En grec, le mot éros désignait à l’origine l’amour au sens le plus large et le plus inclusif. Dans le Nouveau Testament, et en particulier dans les lettres de saint Paul, éros est associé plus ou moins exclusivement à l’amour érotique. D’autres mots, comme agapé et philia, étaient utilisés pour d’autres types d’amour — l’amour entre l’humain et le divin, ou l’amour affectueux et fraternel.

Nous trouvons dans la première lettre de Jean : « Celui qui n’aime pas ne connaît pas Dieu, car Dieu est amour (agapé)… Dieu est amour, et celui qui demeure dans l’amour demeure en Dieu, et Dieu demeure en lui » [5]. L’amour n’est pas une caractéristique de Dieu, mais il est le constituant même de Dieu.
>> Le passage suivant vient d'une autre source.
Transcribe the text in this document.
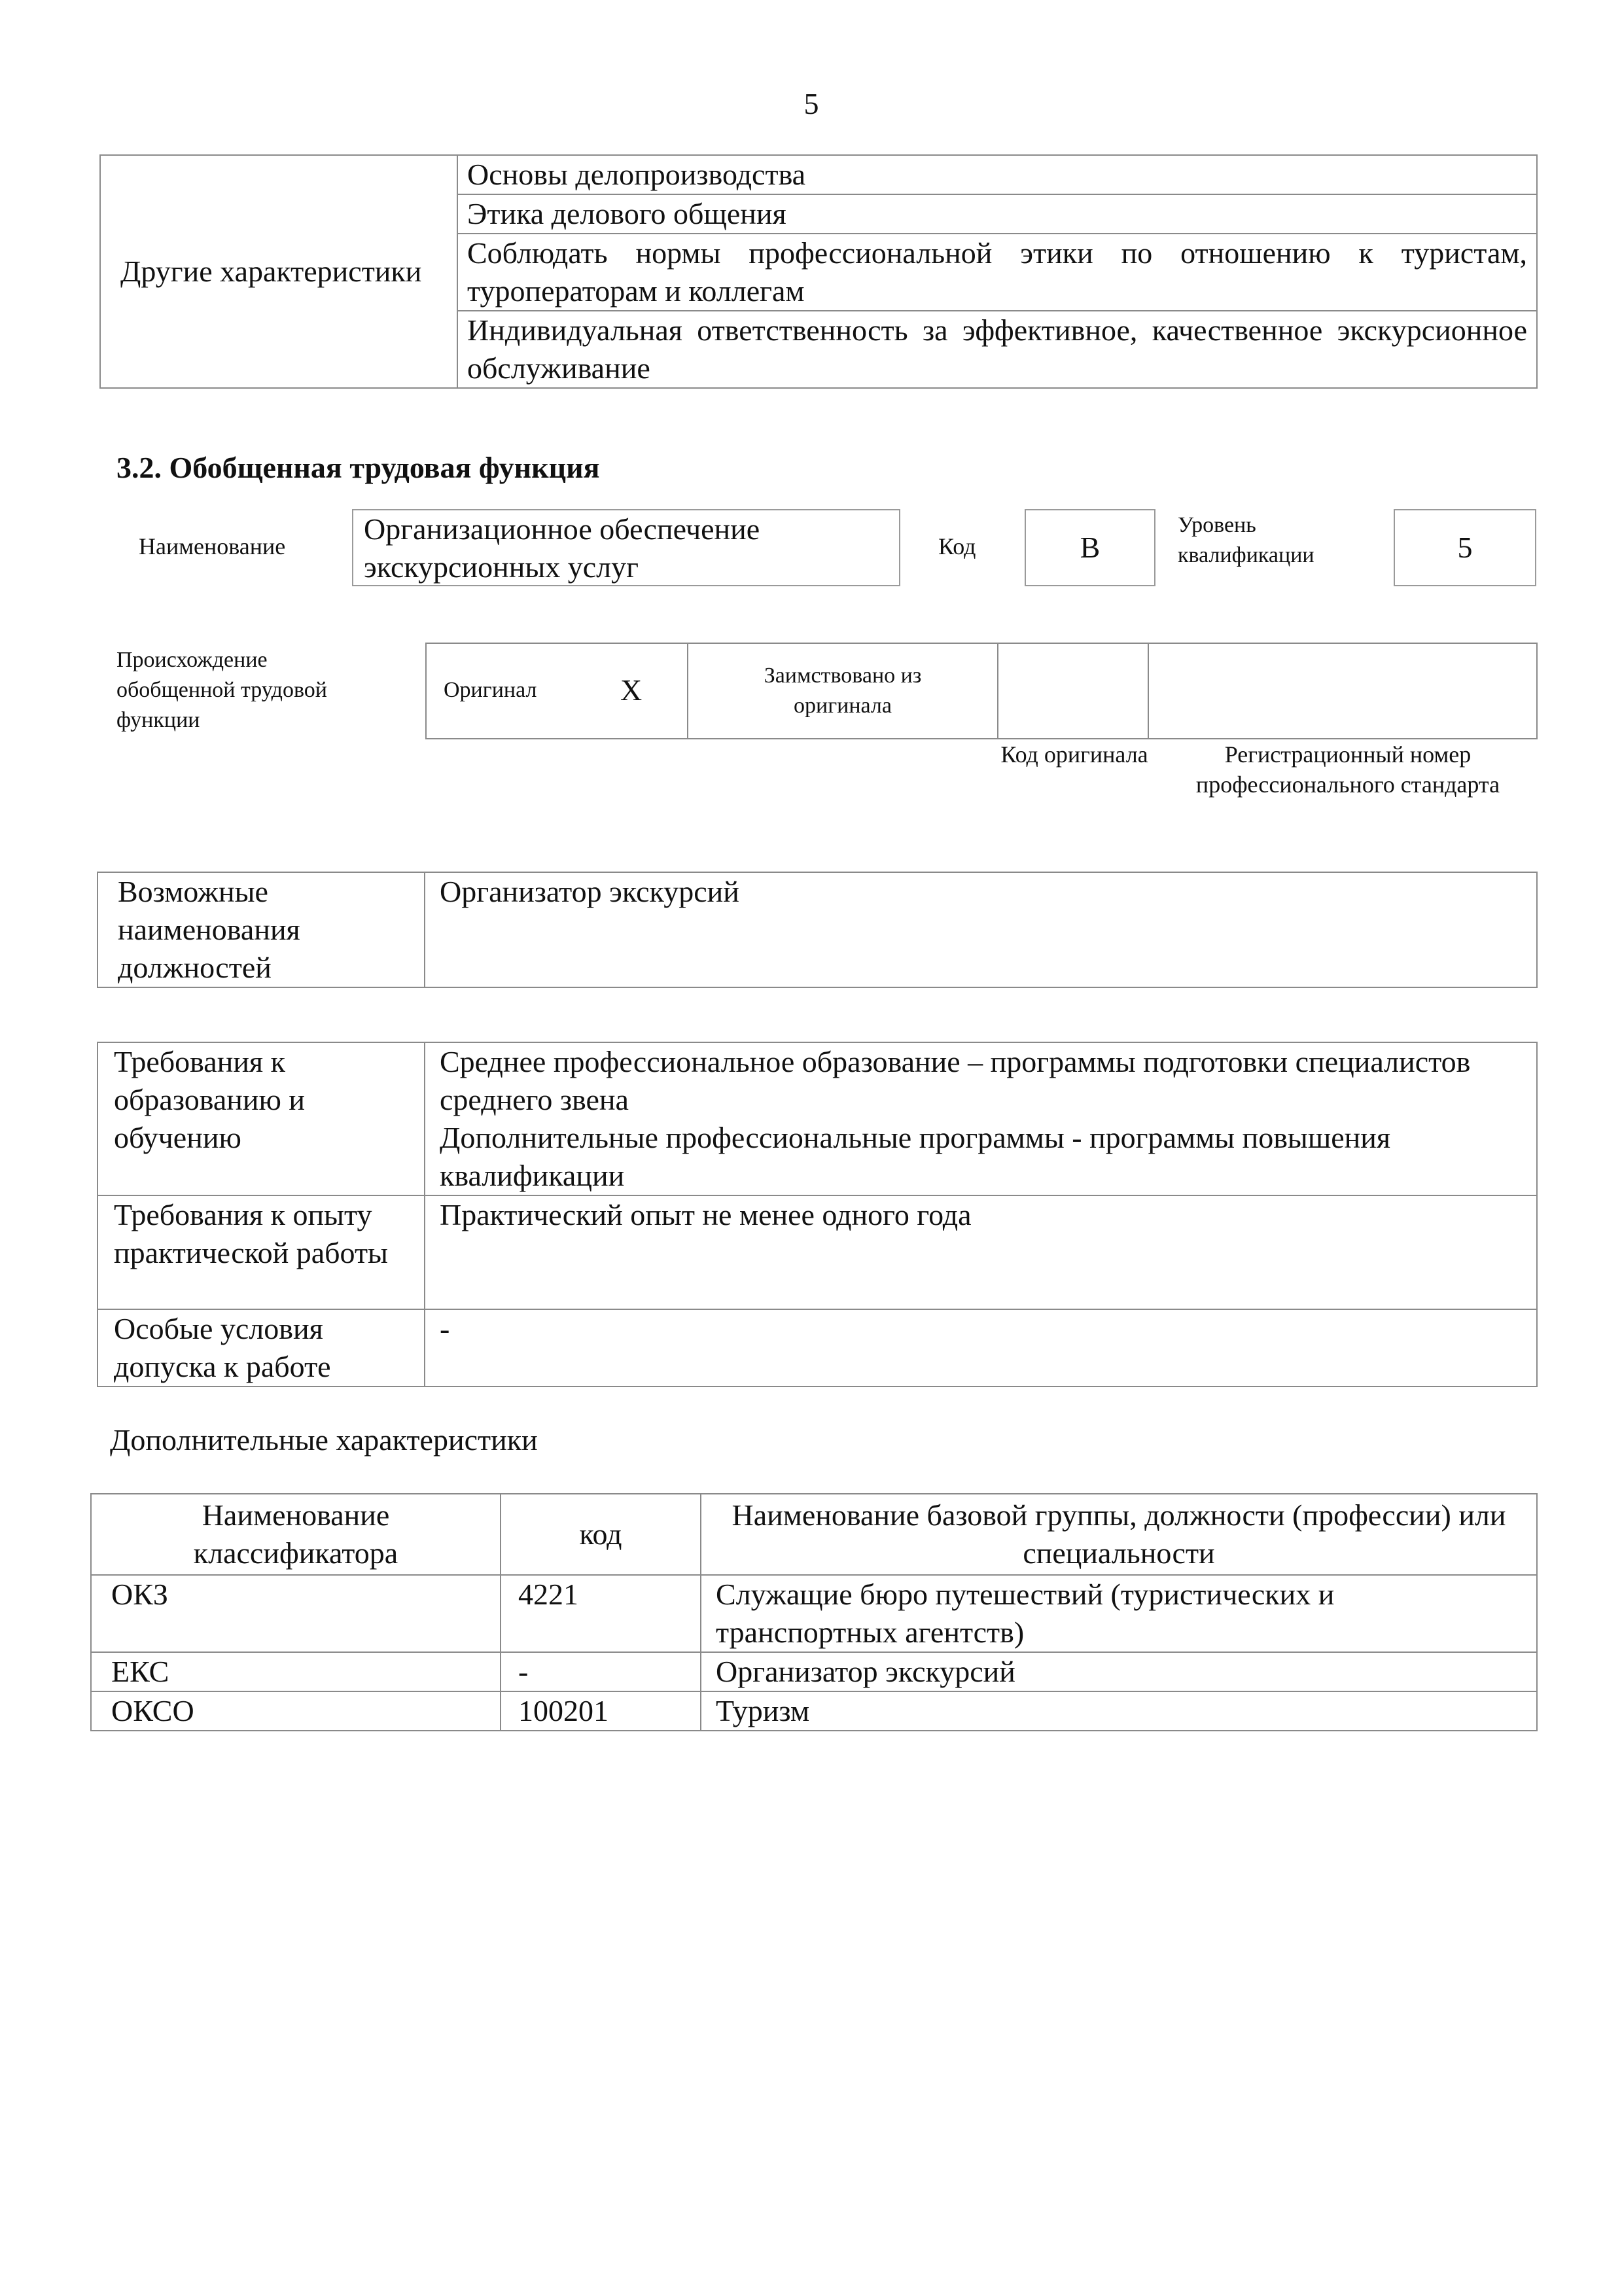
5
Другие характеристики	Основы делопроизводства
Этика делового общения
Соблюдать нормы профессиональной этики по отношению к туристам, туроператорам и коллегам
Индивидуальная ответственность за эффективное, качественное экскурсионное обслуживание
3.2. Обобщенная трудовая функция
Наименование
Организационное обеспечение экскурсионных услуг
Код	B
Уровень квалификации	5
Происхождение обобщенной трудовой функции
Оригинал	X	Заимствовано из оригинала		
Код оригинала	Регистрационный номер профессионального стандарта
Возможные наименования должностей	Организатор экскурсий
Требования к образованию и обучению	Среднее профессиональное образование – программы подготовки специалистов среднего звена
Дополнительные профессиональные программы - программы повышения квалификации
Требования к опыту практической работы	Практический опыт не менее одного года
Особые условия допуска к работе	-
Дополнительные характеристики
Наименование классификатора	код	Наименование базовой группы, должности (профессии) или специальности
ОКЗ	4221	Служащие бюро путешествий (туристических и транспортных агентств)
ЕКС	-	Организатор экскурсий
ОКСО	100201	Туризм
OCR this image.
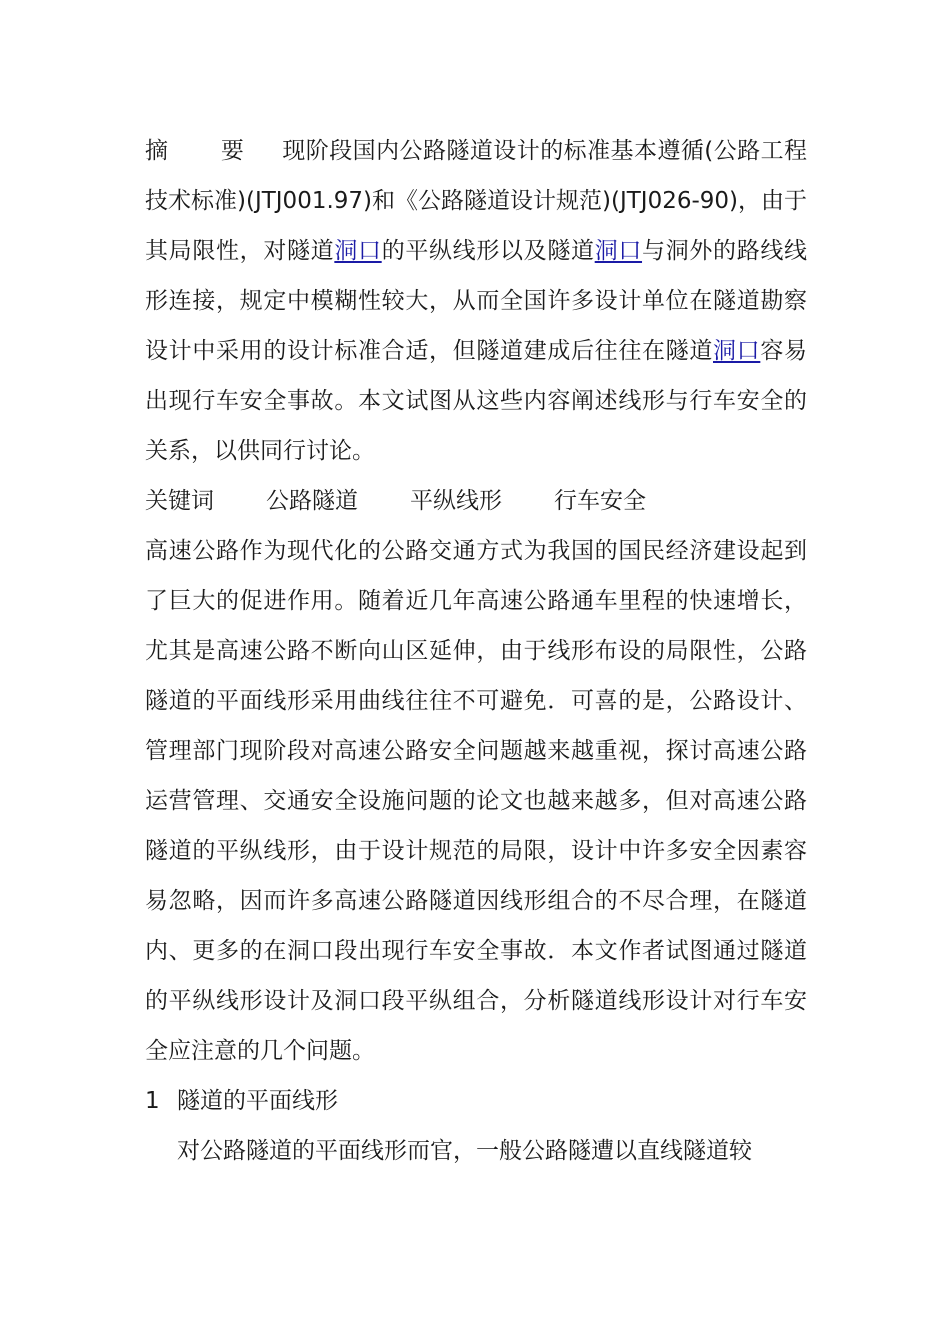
摘 要 现阶段国内公路隧道设计的标准基本遵循(公路工程技术标准)(JTJ001.97)和《公路隧道设计规范)(JTJ026-90)，由于其局限性，对隧道洞口的平纵线形以及隧道洞口与洞外的路线线形连接，规定中模糊性较大，从而全国许多设计单位在隧道勘察设计中采用的设计标准合适，但隧道建成后往往在隧道洞口容易出现行车安全事故。本文试图从这些内容阐述线形与行车安全的关系，以供同行讨论。

关键词 公路隧道 平纵线形 行车安全

高速公路作为现代化的公路交通方式为我国的国民经济建设起到了巨大的促进作用。随着近几年高速公路通车里程的快速增长，尤其是高速公路不断向山区延伸，由于线形布设的局限性，公路隧道的平面线形采用曲线往往不可避免．可喜的是，公路设计、管理部门现阶段对高速公路安全问题越来越重视，探讨高速公路运营管理、交通安全设施问题的论文也越来越多，但对高速公路隧道的平纵线形，由于设计规范的局限，设计中许多安全因素容易忽略，因而许多高速公路隧道因线形组合的不尽合理，在隧道内、更多的在洞口段出现行车安全事故．本文作者试图通过隧道的平纵线形设计及洞口段平纵组合，分析隧道线形设计对行车安全应注意的几个问题。

1 隧道的平面线形

对公路隧道的平面线形而官，一般公路隧遭以直线隧道较
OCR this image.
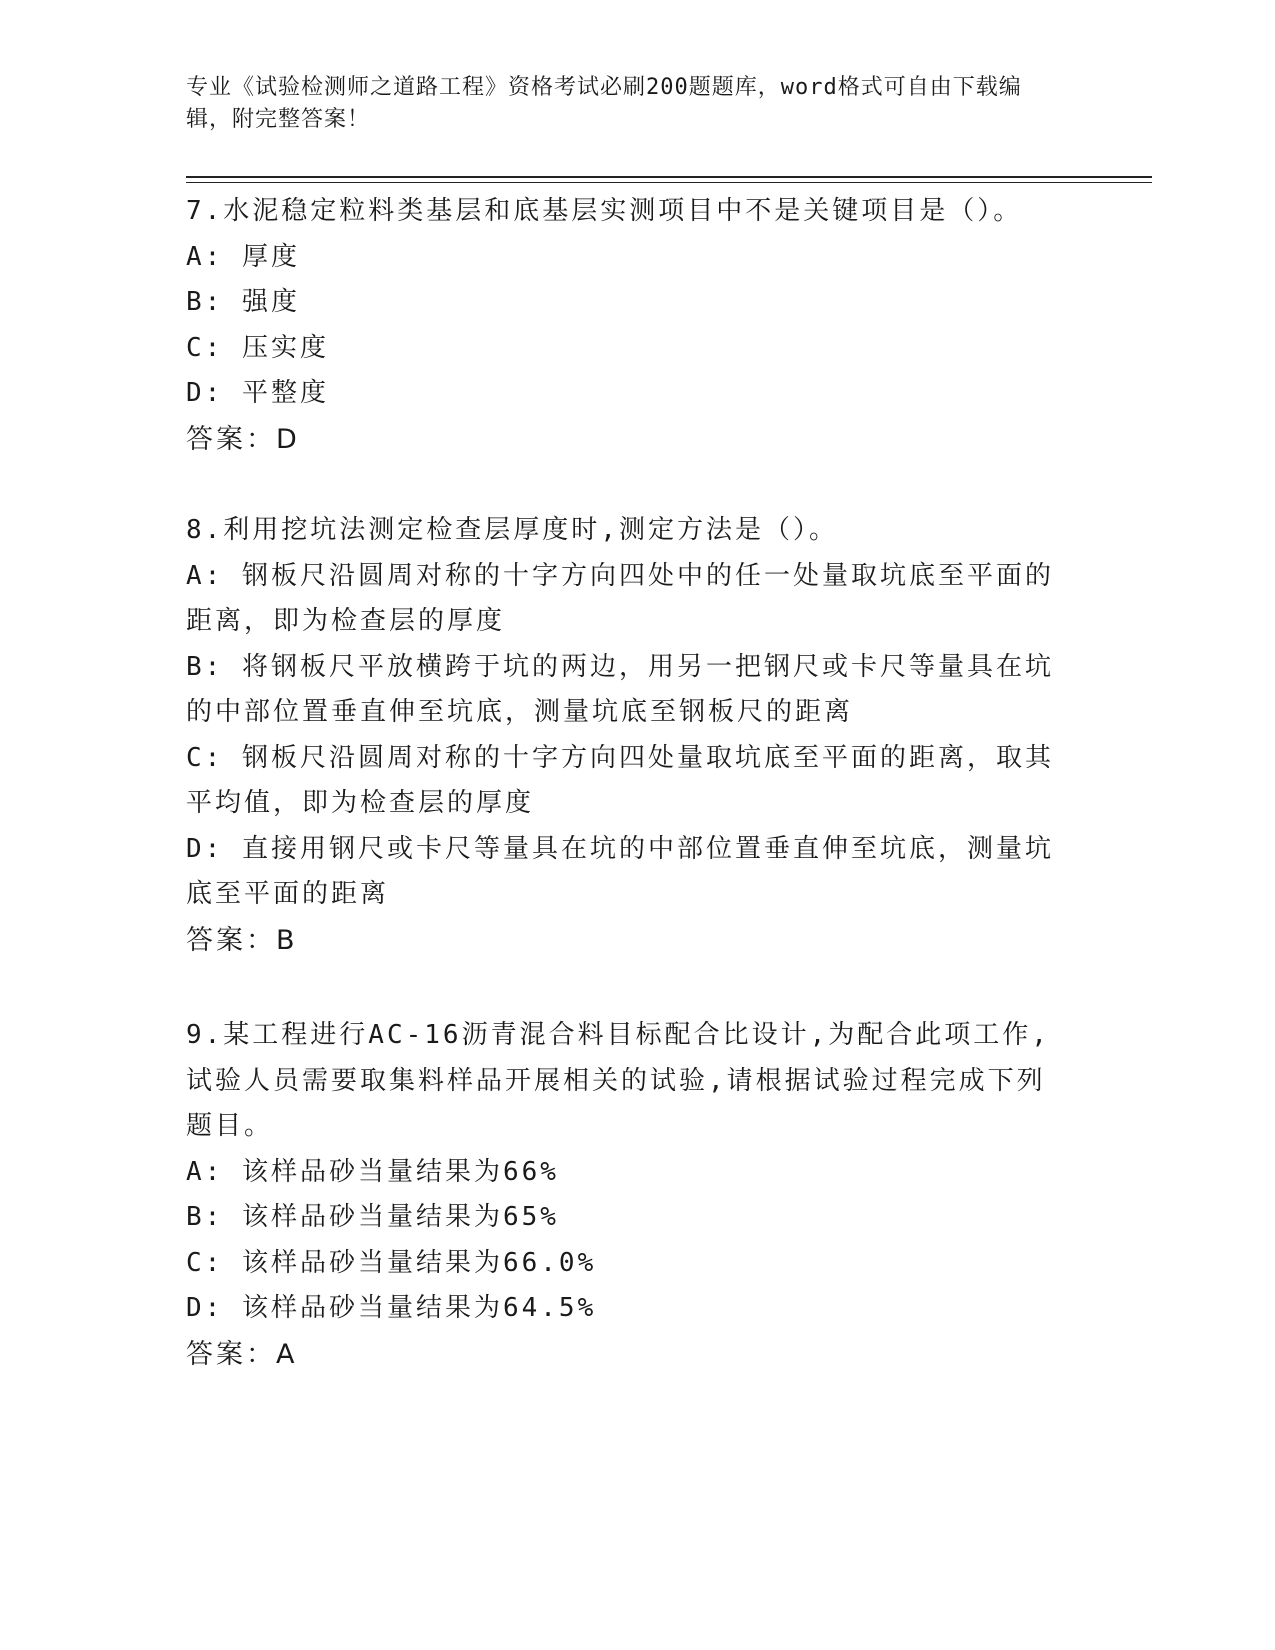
专业《试验检测师之道路工程》资格考试必刷200题题库，word格式可自由下载编辑，附完整答案！

7.水泥稳定粒料类基层和底基层实测项目中不是关键项目是（）。

A: 厚度

B: 强度

C: 压实度

D: 平整度

答案：D

8.利用挖坑法测定检查层厚度时,测定方法是（）。

A: 钢板尺沿圆周对称的十字方向四处中的任一处量取坑底至平面的距离，即为检查层的厚度

B: 将钢板尺平放横跨于坑的两边，用另一把钢尺或卡尺等量具在坑的中部位置垂直伸至坑底，测量坑底至钢板尺的距离

C: 钢板尺沿圆周对称的十字方向四处量取坑底至平面的距离，取其平均值，即为检查层的厚度

D: 直接用钢尺或卡尺等量具在坑的中部位置垂直伸至坑底，测量坑底至平面的距离

答案：B

9.某工程进行AC-16沥青混合料目标配合比设计,为配合此项工作,试验人员需要取集料样品开展相关的试验,请根据试验过程完成下列题目。

A: 该样品砂当量结果为66%

B: 该样品砂当量结果为65%

C: 该样品砂当量结果为66.0%

D: 该样品砂当量结果为64.5%

答案：A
Avant d’aller plus loin, jetons un coup d’œil à l’extraordinaire première lettre de saint Paul aux Corinthiens. Elle présente la gloire la plus frappante et la plus merveilleuse de l’amour. Je n’en citerai ici qu’une partie :

Si je parle les langues des hommes et des anges, et que je n’ai pas l’amour, je suis comme un cuivre qui résonne ou comme une cymbale qui retentit. Et si j’ai [le don de] prophétie, et si je connais tous les mystères et [possède] toute la connaissance, et si j’ai toute la foi de manière à transporter des montagnes, mais que je n’ai pas l’amour, je ne suis rien. Et si je distribuais tous mes biens et si je livrais mon corps pour en tirer gloire, mais que je n’ai pas l’amour, cela ne me serait d’aucun profit… L’amour ne meurt jamais. Or y a-t-il des prophéties ? Elles prendront fin. Y a-t-il des langues ? Elles cesseront. Y a-t-il de la connaissance ? Elle prendra fin. Car nous connaissons partiellement et nous prophétisons partiellement ; mais quand ce qui est parfait sera venu, ce qui est partiel aura pris fin… Or maintenant, ces trois choses subsistent : la foi, l’espérance, l’amour ; mais la plus grande de celles-ci, c’est l’amour [6].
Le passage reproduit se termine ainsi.